De uitspraak werd gedaan door een meervoudige kamer, bestaande uit de voorzitter mr. C.J.M. van Apeldoorn en de rechters mr. R.S. Croll en mr. R.G.J. Welbergen, in aanwezigheid van griffier mr. M. Langstraat. De beslissing werd openbaar uitgesproken op dezelfde datum als de uitspraak.

Uitspraak

RECHTBANK GELDERLAND
Team strafrecht
Zittingsplaats Arnhem
Parketnummer : 05/841201-16
Datum zitting : 4 januari 2018
Datum uitspraak: 18 januari 2018
Tegenspraak
Uitspraak van de meervoudige kamer
in de zaak van
de officier van justitie van het arrondissementsparket Oost-Nederland
tegen
naam :
[veroordeelde](hierna te noemen: veroordeelde),
geboren op : [geboortedag] 1976 te [geboorteplaats] ,
adres : [adres] ,
plaats : [adres] ,
raadsman : mr. M. Wagemans, advocaat te Nijmegen.

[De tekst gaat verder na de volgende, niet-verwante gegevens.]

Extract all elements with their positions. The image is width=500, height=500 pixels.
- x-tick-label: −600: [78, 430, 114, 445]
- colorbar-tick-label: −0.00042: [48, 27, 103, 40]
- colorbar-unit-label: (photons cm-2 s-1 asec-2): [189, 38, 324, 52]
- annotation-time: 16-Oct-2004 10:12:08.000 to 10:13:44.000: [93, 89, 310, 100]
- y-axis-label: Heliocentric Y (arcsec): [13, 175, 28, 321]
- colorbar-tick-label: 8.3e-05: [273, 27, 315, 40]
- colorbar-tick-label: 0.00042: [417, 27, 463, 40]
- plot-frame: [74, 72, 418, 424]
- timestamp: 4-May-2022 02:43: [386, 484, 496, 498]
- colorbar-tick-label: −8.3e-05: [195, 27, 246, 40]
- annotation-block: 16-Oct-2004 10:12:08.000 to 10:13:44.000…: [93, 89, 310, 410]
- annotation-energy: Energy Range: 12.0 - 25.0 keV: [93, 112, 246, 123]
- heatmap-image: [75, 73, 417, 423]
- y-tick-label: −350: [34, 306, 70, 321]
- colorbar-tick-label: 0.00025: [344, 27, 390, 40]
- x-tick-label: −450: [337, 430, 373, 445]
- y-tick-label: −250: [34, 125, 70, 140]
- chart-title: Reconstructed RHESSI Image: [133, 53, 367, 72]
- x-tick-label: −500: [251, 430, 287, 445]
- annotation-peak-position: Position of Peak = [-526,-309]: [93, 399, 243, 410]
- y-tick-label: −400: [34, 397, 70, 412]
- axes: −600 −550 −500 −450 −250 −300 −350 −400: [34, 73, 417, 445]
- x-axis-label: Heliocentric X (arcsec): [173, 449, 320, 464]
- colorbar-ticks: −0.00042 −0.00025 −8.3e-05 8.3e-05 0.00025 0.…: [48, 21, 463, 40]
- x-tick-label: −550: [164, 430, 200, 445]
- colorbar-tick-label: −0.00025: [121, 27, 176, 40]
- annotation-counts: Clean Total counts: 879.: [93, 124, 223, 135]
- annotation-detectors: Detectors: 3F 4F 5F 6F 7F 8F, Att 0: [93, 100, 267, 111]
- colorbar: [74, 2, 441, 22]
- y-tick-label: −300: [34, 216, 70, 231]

1.De inhoud van de vordering

De officier van justitie vordert dat de rechtbank, conform artikel 36 e, vijfde lid, van het Wetboek van Strafrecht, het bedrag vaststelt waarop het wederrechtelijk verkregen voordeel wordt geschat en de veroordeelde de verplichting oplegt tot betaling aan de Staat van het geschatte voordeel, welk voordeel voorlopig wordt geschat op € 490.308,14.

2.De procedure

Ter terechtzitting van 7 september 2017 heeft de officier van justitie de ontnemingsvordering aanhangig gemaakt.

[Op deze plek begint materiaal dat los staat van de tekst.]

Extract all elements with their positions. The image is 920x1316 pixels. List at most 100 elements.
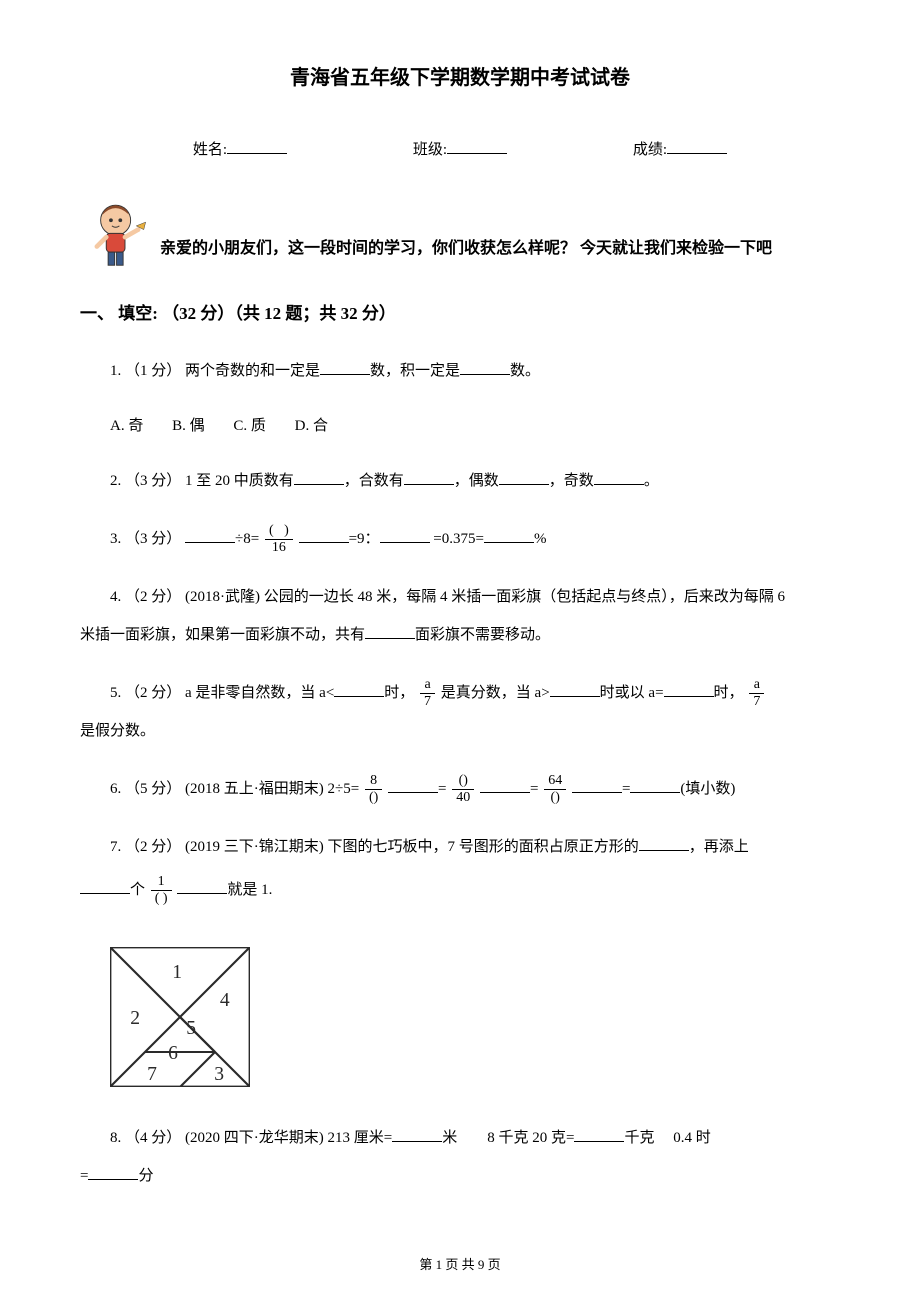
q8-text-5: 0.4 时 bbox=[673, 1130, 711, 1146]
q1-option-a[interactable]: A. 奇 bbox=[110, 418, 143, 434]
score-blank[interactable] bbox=[667, 136, 727, 154]
q1-blank-1[interactable] bbox=[320, 357, 370, 375]
q6-f2-den: 40 bbox=[452, 790, 474, 805]
q3-blank-1[interactable] bbox=[185, 525, 235, 543]
q6-blank-3[interactable] bbox=[572, 775, 622, 793]
q3-div: ÷8= bbox=[235, 531, 263, 547]
q8-blank-3[interactable] bbox=[88, 1162, 138, 1180]
tangram-label-5: 5 bbox=[186, 1017, 196, 1038]
q6-fraction-3: 64() bbox=[544, 773, 566, 805]
tangram-label-2: 2 bbox=[130, 1008, 140, 1029]
question-7-cont: 个 1( ) 就是 1. bbox=[80, 874, 840, 907]
q3-blank-3[interactable] bbox=[380, 525, 430, 543]
tangram-diagram: 1 2 3 4 5 6 7 bbox=[110, 947, 250, 1087]
question-4-cont: 米插一面彩旗，如果第一面彩旗不动，共有 面彩旗不需要移动。 bbox=[80, 619, 840, 652]
q8-line2-a: = bbox=[80, 1168, 88, 1184]
tangram-label-6: 6 bbox=[168, 1043, 178, 1064]
q1-options: A. 奇 B. 偶 C. 质 D. 合 bbox=[80, 413, 840, 440]
q3-blank-2[interactable] bbox=[299, 525, 349, 543]
q2-blank-2[interactable] bbox=[404, 467, 454, 485]
q6-f1-num: 8 bbox=[365, 773, 382, 789]
q7-f-num: 1 bbox=[151, 874, 172, 890]
q4-line2-a: 米插一面彩旗，如果第一面彩旗不动，共有 bbox=[80, 627, 365, 643]
class-label: 班级: bbox=[413, 137, 447, 164]
q6-f3-num: 64 bbox=[544, 773, 566, 789]
q6-eq1: = bbox=[438, 781, 450, 797]
q6-f3-den: () bbox=[544, 790, 566, 805]
q7-blank-2[interactable] bbox=[80, 876, 130, 894]
q3-eq3: =0.375= bbox=[430, 531, 484, 547]
q6-blank-4[interactable] bbox=[630, 775, 680, 793]
question-3: 3. （3 分） ÷8= 16 =9： =0.375=% bbox=[80, 523, 840, 556]
q3-suffix: % bbox=[534, 531, 547, 547]
q2-blank-3[interactable] bbox=[499, 467, 549, 485]
q8-blank-2[interactable] bbox=[574, 1124, 624, 1142]
q2-blank-4[interactable] bbox=[594, 467, 644, 485]
q8-blank-1[interactable] bbox=[392, 1124, 442, 1142]
question-8-cont: =分 bbox=[80, 1160, 840, 1193]
question-8: 8. （4 分） (2020 四下·龙华期末) 213 厘米=米 8 千克 20… bbox=[80, 1122, 840, 1155]
q2-text-4: ，奇数 bbox=[549, 473, 594, 489]
q1-text-3: 数。 bbox=[510, 363, 540, 379]
q4-line2-b: 面彩旗不需要移动。 bbox=[415, 627, 550, 643]
q7-blank-1[interactable] bbox=[639, 833, 689, 851]
question-5-cont: 是假分数。 bbox=[80, 715, 840, 748]
q5-text-4: 时或以 a= bbox=[600, 685, 664, 701]
q2-blank-1[interactable] bbox=[294, 467, 344, 485]
q5-fraction-1: a7 bbox=[420, 677, 435, 709]
greeting-text: 亲爱的小朋友们，这一段时间的学习，你们收获怎么样呢？ 今天就让我们来检验一下吧 bbox=[160, 235, 772, 269]
q8-gap2 bbox=[654, 1130, 673, 1146]
q7-line2-d: 就是 1. bbox=[227, 882, 272, 898]
q1-option-d[interactable]: D. 合 bbox=[295, 418, 328, 434]
name-blank[interactable] bbox=[227, 136, 287, 154]
q2-text-1: 2. （3 分） 1 至 20 中质数有 bbox=[110, 473, 294, 489]
q6-blank-1[interactable] bbox=[388, 775, 438, 793]
q1-blank-2[interactable] bbox=[460, 357, 510, 375]
score-label: 成绩: bbox=[633, 137, 667, 164]
q5-text-3: 是真分数，当 a> bbox=[437, 685, 550, 701]
q5-blank-3[interactable] bbox=[664, 679, 714, 697]
q8-text-1: 8. （4 分） (2020 四下·龙华期末) 213 厘米= bbox=[110, 1130, 392, 1146]
q1-option-b[interactable]: B. 偶 bbox=[172, 418, 205, 434]
q5-f2-num: a bbox=[749, 677, 764, 693]
q5-fraction-2: a7 bbox=[749, 677, 764, 709]
page-title: 青海省五年级下学期数学期中考试试卷 bbox=[80, 60, 840, 96]
q6-suffix: (填小数) bbox=[680, 781, 735, 797]
q7-blank-3[interactable] bbox=[177, 876, 227, 894]
tangram-label-7: 7 bbox=[147, 1064, 157, 1085]
q3-frac-den: 16 bbox=[265, 540, 293, 555]
q5-f1-num: a bbox=[420, 677, 435, 693]
q5-text-1: 5. （2 分） a 是非零自然数，当 a< bbox=[110, 685, 334, 701]
class-field: 班级: bbox=[413, 136, 507, 164]
tangram-label-3: 3 bbox=[214, 1064, 224, 1085]
q6-blank-2[interactable] bbox=[480, 775, 530, 793]
q2-text-5: 。 bbox=[644, 473, 659, 489]
q6-text-1: 6. （5 分） (2018 五上·福田期末) 2÷5= bbox=[110, 781, 363, 797]
q5-line2: 是假分数。 bbox=[80, 723, 155, 739]
greeting-row: 亲爱的小朋友们，这一段时间的学习，你们收获怎么样呢？ 今天就让我们来检验一下吧 bbox=[80, 194, 840, 269]
q5-blank-1[interactable] bbox=[334, 679, 384, 697]
mascot-icon bbox=[80, 194, 155, 269]
class-blank[interactable] bbox=[447, 136, 507, 154]
q7-line1-a: 7. （2 分） (2019 三下·锦江期末) 下图的七巧板中，7 号图形的面积… bbox=[110, 839, 639, 855]
q8-line2-b: 分 bbox=[138, 1168, 153, 1184]
q6-eq2: = bbox=[530, 781, 542, 797]
question-7: 7. （2 分） (2019 三下·锦江期末) 下图的七巧板中，7 号图形的面积… bbox=[80, 831, 840, 864]
q1-option-c[interactable]: C. 质 bbox=[233, 418, 266, 434]
section-1-header: 一、 填空: （32 分）（共 12 题；共 32 分） bbox=[80, 299, 840, 330]
q5-f1-den: 7 bbox=[420, 694, 435, 709]
q3-blank-4[interactable] bbox=[484, 525, 534, 543]
q7-f-den: ( ) bbox=[151, 891, 172, 906]
q8-text-4: 千克 bbox=[624, 1130, 654, 1146]
q5-blank-2[interactable] bbox=[550, 679, 600, 697]
q1-text-2: 数，积一定是 bbox=[370, 363, 460, 379]
q8-text-2: 米 bbox=[442, 1130, 457, 1146]
q6-fraction-1: 8() bbox=[365, 773, 382, 805]
q3-text-1: 3. （3 分） bbox=[110, 531, 185, 547]
q6-f2-num: () bbox=[452, 773, 474, 789]
question-2: 2. （3 分） 1 至 20 中质数有，合数有，偶数，奇数。 bbox=[80, 465, 840, 498]
q8-gap1 bbox=[457, 1130, 487, 1146]
q4-blank[interactable] bbox=[365, 621, 415, 639]
q6-eq3: = bbox=[622, 781, 630, 797]
student-info-row: 姓名: 班级: 成绩: bbox=[80, 136, 840, 164]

3.Het onderzoek ter terechtzitting

De zaak is op 4 januari 2018 ter terechtzitting onderzocht. Daarbij is veroordeelde verschenen. Veroordeelde is bijgestaan door mr. M. Wagemans, advocaat te Nijmegen.
De officier van justitie, mr. M. ten Velde, heeft ter terechtzitting gepersisteerd bij de vordering.
Verdachte en zijn raadsman hebben het woord ter verdediging gevoerd.

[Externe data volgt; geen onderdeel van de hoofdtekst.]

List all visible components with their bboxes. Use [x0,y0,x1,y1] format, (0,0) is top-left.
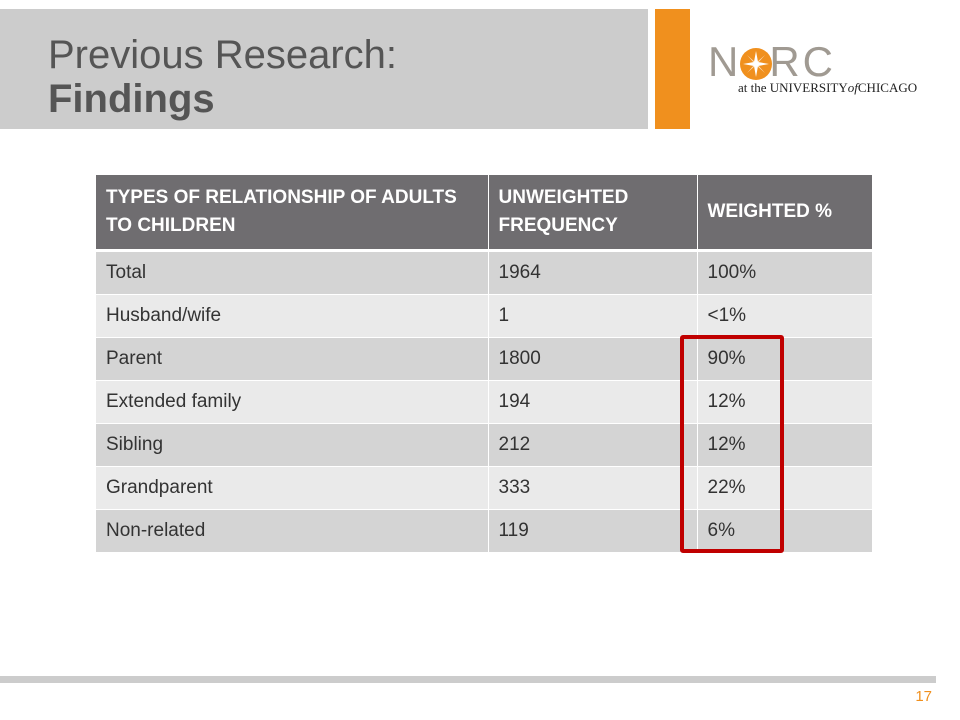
column-header-unweighted: UNWEIGHTED FREQUENCY [488,175,698,252]
table-row: Extended family 194 12% [96,380,872,424]
cell-weighted: 6% [697,509,872,553]
cell-weighted: <1% [697,294,872,338]
logo-subtitle-suffix: CHICAGO [857,80,918,95]
table-row: Parent 1800 90% [96,337,872,381]
title-line-2: Findings [48,77,215,121]
accent-bar [655,9,690,129]
cell-weighted: 22% [697,466,872,510]
weighted-percent-highlight [680,335,784,553]
table-row: Sibling 212 12% [96,423,872,467]
cell-relationship: Parent [96,337,489,381]
page-number: 17 [915,688,932,705]
cell-weighted: 12% [697,423,872,467]
starburst-icon [740,48,772,80]
table-row: Husband/wife 1 <1% [96,294,872,338]
logo-subtitle-of: of [847,80,858,95]
cell-unweighted: 212 [488,423,698,467]
title-line-1: Previous Research: [48,33,398,77]
cell-relationship: Extended family [96,380,489,424]
title-band: Previous Research: Findings [0,9,648,129]
logo-wordmark: N RC [708,38,837,85]
table-row: Grandparent 333 22% [96,466,872,510]
footer-bar [0,676,936,683]
logo-subtitle: at the UNIVERSITYofCHICAGO [738,80,917,96]
table-row: Non-related 119 6% [96,509,872,553]
cell-weighted: 12% [697,380,872,424]
table-row: Total 1964 100% [96,250,872,295]
cell-relationship: Sibling [96,423,489,467]
logo-subtitle-prefix: at the UNIVERSITY [738,80,848,95]
column-header-relationship: TYPES OF RELATIONSHIP OF ADULTS TO CHILD… [96,175,489,252]
cell-relationship: Total [96,250,489,295]
cell-unweighted: 333 [488,466,698,510]
table-header-row: TYPES OF RELATIONSHIP OF ADULTS TO CHILD… [96,175,872,252]
cell-unweighted: 1 [488,294,698,338]
cell-weighted: 100% [697,250,872,295]
cell-relationship: Non-related [96,509,489,553]
cell-unweighted: 194 [488,380,698,424]
cell-unweighted: 1964 [488,250,698,295]
relationship-table: TYPES OF RELATIONSHIP OF ADULTS TO CHILD… [96,175,872,553]
cell-relationship: Grandparent [96,466,489,510]
cell-unweighted: 119 [488,509,698,553]
column-header-weighted: WEIGHTED % [697,175,872,252]
cell-unweighted: 1800 [488,337,698,381]
cell-weighted: 90% [697,337,872,381]
slide-title: Previous Research: Findings [48,33,397,121]
cell-relationship: Husband/wife [96,294,489,338]
norc-logo: N RC at the UNIVERSITYofCHICAGO [708,40,938,100]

4.De beoordeling van de vordering

Bij de beoordeling van de onderhavige vordering heeft de rechtbank kennisgenomen van het op 18 januari 2018 tegen veroordeelde gewezen vonnis.
Nu verdachte is vrijgesproken van het primair tenlastegelegde feit, en uit de berekening van het wederrechtelijk verkregen voordeel niet volgt wat zijn voordeel moet zijn geweest bij de diefstal van elektriciteit, is de rechtbank van oordeel dat onvoldoende aannemelijk is dat veroordeelde wederrechtelijk voordeel heeft genoten uit de diefstal. De rechtbank zal daarom de vordering afwijzen.

5.De toegepaste wettelijke bepalingen

De beslissing is gegrond op artikel 36e van het Wetboek van Strafrecht.

6.De beslissing

De rechtbank:
wijstde vordering af.
Aldus gegeven door mr. C.J.M. van Apeldoorn (voorzitter), mr. R.S. Croll en
mr. R.G.J. Welbergen, rechters, in tegenwoordigheid van mr. M. Langstraat, griffier, en uitgesproken ter openbare terechtzitting van deze rechtbank op 18 januari 2018.